Farage tem elogiado amplamente Musk na esperança de que o dono do X apoie publicamente o seu partido, o Reform. "Ele vai ajudar-nos imenso porque é uma figura heróica, especialmente para os jovens que realmente admiram este homem", afirmou Farage sobre Musk no canal GB News, na sexta-feira passada.

Mas Musk tirou-lhe o tapete ao apoiar Tommy Robinson, um dos membros da direita radical com maior visibilidade no Reino Unido que está a cumprir uma pena de prisão de 18 meses depois de ter admitido estar a desrespeitar o tribunal ao repetir falsas acusações sobre um refugiado sírio.

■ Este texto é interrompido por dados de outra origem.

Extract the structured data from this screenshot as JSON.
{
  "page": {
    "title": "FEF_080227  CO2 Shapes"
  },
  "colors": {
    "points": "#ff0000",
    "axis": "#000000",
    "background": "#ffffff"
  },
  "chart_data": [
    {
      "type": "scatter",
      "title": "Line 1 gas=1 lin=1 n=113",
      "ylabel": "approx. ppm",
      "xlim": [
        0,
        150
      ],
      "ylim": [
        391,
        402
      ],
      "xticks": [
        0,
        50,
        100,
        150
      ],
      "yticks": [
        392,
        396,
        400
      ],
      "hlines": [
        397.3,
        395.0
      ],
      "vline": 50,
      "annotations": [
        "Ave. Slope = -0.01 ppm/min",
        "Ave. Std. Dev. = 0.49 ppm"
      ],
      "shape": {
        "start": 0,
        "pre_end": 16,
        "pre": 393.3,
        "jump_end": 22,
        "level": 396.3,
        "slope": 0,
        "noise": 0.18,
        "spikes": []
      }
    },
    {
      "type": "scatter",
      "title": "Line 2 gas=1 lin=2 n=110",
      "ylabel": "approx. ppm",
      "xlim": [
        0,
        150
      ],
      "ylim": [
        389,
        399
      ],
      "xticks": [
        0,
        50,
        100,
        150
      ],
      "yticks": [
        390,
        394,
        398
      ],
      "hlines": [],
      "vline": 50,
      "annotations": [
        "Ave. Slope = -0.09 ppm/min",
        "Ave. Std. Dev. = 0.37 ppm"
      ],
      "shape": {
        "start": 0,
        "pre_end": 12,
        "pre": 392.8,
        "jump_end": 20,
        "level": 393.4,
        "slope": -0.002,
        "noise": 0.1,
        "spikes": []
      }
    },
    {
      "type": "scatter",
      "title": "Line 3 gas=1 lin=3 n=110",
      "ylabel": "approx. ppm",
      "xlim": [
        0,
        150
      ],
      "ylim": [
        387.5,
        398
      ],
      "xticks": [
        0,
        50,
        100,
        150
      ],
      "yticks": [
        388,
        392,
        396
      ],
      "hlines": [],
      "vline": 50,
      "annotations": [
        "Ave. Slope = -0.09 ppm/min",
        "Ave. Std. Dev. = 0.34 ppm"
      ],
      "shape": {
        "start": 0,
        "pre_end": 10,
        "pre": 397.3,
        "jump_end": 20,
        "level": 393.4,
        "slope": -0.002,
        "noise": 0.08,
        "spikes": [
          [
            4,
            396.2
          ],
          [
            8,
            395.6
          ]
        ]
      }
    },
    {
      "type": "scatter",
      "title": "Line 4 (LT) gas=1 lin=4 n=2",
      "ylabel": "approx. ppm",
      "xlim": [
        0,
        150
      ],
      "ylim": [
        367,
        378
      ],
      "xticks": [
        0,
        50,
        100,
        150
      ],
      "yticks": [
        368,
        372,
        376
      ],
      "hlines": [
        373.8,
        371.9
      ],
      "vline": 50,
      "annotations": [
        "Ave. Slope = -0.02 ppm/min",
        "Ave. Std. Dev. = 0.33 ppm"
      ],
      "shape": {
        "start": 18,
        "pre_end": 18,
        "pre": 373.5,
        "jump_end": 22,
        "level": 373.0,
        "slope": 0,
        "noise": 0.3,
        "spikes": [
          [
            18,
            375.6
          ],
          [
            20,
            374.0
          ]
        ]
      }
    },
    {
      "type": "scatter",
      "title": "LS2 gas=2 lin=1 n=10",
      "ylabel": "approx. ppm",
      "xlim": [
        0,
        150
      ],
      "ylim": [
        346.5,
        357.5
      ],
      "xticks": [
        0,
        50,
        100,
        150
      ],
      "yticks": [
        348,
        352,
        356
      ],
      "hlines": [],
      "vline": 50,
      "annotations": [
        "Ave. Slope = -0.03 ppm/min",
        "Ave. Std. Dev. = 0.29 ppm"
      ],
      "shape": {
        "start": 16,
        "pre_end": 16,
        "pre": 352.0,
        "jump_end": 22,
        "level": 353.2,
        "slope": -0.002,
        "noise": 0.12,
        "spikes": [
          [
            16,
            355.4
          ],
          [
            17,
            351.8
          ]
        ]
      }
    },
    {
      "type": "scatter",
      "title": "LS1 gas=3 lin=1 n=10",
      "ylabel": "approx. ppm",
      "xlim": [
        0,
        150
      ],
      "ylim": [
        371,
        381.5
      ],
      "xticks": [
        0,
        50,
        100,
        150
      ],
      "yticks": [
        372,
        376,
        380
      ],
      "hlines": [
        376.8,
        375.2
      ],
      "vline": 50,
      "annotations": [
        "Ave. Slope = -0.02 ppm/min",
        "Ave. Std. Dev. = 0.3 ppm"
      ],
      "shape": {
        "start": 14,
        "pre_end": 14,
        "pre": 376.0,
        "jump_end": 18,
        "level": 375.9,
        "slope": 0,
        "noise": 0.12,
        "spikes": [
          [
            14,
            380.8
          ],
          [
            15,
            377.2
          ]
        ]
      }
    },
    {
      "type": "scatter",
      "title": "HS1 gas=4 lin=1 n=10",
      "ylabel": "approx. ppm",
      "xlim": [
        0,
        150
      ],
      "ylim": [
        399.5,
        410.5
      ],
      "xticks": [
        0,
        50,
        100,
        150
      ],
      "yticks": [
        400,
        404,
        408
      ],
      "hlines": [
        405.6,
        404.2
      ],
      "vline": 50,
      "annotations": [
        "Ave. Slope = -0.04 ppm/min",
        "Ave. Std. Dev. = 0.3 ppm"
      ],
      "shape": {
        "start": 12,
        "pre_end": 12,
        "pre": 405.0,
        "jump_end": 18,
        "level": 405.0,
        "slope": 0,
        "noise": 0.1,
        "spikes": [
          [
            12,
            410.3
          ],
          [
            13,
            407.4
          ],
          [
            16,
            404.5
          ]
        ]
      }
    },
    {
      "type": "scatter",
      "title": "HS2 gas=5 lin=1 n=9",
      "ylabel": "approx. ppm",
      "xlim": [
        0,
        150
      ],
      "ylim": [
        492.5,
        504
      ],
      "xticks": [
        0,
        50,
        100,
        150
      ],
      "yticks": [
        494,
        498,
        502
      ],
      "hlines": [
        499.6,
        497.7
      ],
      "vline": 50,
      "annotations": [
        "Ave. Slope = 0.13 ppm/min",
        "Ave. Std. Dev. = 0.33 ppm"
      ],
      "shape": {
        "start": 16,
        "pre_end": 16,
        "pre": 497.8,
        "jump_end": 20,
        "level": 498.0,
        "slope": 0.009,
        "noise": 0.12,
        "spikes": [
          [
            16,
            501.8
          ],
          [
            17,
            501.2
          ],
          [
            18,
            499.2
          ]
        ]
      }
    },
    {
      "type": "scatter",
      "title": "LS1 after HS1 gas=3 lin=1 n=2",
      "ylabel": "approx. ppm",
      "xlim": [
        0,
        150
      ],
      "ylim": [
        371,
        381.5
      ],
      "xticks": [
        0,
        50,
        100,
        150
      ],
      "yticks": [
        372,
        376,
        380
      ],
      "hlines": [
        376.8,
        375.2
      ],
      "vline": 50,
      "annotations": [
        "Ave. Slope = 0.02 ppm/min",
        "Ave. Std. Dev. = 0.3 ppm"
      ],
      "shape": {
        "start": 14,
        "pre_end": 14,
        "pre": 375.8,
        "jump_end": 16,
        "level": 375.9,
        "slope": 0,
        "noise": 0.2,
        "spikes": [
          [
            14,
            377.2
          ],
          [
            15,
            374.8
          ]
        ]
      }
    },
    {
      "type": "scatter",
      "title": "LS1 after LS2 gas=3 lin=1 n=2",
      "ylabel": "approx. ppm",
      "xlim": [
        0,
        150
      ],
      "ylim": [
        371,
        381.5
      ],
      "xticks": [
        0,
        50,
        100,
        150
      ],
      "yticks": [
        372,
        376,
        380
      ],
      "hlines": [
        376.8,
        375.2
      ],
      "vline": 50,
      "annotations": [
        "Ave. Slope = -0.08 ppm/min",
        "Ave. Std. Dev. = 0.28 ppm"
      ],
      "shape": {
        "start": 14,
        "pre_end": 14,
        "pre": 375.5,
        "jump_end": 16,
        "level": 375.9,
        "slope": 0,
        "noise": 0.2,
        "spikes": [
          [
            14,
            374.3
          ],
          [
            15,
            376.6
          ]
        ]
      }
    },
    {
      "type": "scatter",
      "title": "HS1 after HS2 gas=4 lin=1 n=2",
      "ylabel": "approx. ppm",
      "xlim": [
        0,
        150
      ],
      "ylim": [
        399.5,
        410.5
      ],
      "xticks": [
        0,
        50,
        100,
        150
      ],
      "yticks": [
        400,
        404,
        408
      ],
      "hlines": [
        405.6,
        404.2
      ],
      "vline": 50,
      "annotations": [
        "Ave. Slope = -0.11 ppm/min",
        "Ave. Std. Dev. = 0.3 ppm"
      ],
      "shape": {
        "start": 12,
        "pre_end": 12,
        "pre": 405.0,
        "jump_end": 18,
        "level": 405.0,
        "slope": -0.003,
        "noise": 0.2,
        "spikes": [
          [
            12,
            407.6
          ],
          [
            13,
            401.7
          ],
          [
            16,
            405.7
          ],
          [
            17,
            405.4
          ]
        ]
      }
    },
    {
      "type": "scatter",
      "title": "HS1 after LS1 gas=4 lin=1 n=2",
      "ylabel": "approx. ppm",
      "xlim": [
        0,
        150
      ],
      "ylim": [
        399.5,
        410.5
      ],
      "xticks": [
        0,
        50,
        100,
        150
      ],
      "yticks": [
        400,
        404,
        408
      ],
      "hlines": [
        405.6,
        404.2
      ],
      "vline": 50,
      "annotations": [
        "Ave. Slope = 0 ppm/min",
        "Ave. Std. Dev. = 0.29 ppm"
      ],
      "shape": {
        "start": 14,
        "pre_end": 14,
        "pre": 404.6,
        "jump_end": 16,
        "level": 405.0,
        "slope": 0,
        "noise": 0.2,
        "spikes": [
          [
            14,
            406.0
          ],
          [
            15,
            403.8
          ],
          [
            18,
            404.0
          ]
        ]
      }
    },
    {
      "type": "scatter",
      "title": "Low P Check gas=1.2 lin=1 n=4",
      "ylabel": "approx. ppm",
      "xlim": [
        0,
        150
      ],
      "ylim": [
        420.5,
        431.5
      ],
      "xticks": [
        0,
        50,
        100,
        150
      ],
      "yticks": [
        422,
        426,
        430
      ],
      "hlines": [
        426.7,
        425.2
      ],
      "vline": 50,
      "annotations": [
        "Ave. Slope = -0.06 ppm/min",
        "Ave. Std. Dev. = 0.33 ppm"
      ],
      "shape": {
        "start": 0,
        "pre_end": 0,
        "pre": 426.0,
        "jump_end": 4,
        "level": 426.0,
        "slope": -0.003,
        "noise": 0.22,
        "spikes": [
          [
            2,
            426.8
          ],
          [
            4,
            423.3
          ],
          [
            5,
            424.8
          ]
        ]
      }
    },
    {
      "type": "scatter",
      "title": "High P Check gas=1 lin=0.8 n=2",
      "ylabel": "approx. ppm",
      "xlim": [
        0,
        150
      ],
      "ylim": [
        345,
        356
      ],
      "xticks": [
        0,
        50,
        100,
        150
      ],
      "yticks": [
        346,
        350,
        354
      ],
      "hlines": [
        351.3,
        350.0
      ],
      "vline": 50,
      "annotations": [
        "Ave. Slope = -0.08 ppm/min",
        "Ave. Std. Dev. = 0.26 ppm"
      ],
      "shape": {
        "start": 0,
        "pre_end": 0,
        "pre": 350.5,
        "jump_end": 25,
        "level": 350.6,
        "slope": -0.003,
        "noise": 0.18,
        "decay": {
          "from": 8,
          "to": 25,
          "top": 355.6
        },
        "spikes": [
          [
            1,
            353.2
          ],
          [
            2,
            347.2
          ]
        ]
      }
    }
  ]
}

Dois dias depois, Musk afirmava: "O Partido Reformista precisa de um novo líder. Farage não tem o que é preciso".

A reação do Governo

A ministra do Interior britânica, Yvette Cooper, afirmou na segunda-feira que o Reino Unido vai endurecer a lei sobre o abuso e a exploração sexual de crianças, na sequência das acusações feitas ao seu governo. Yvette Cooper afirmou que o governo britânico irá também legislar no sentido de tornar o grooming um fator agravante nos crimes de abuso sexual de crianças e introduzir uma base de dados única sobre abuso de crianças. "Todos nós temos a responsabilidade de proteger as nossas crianças. Os autores dos crimes devem ser punidos e julgados e as vítimas e sobreviventes devem ser protegidos e apoiados", acrescentou Cooper.

Foi igualmente anunciada a criação de um painel de vítimas e sobreviventes para trabalhar com o governo no desenvolvimento de propostas e planos, além do Relatório Independente aos Abusos de Menores publicado em 2022, cujas recomendações não foram implementadas até à data.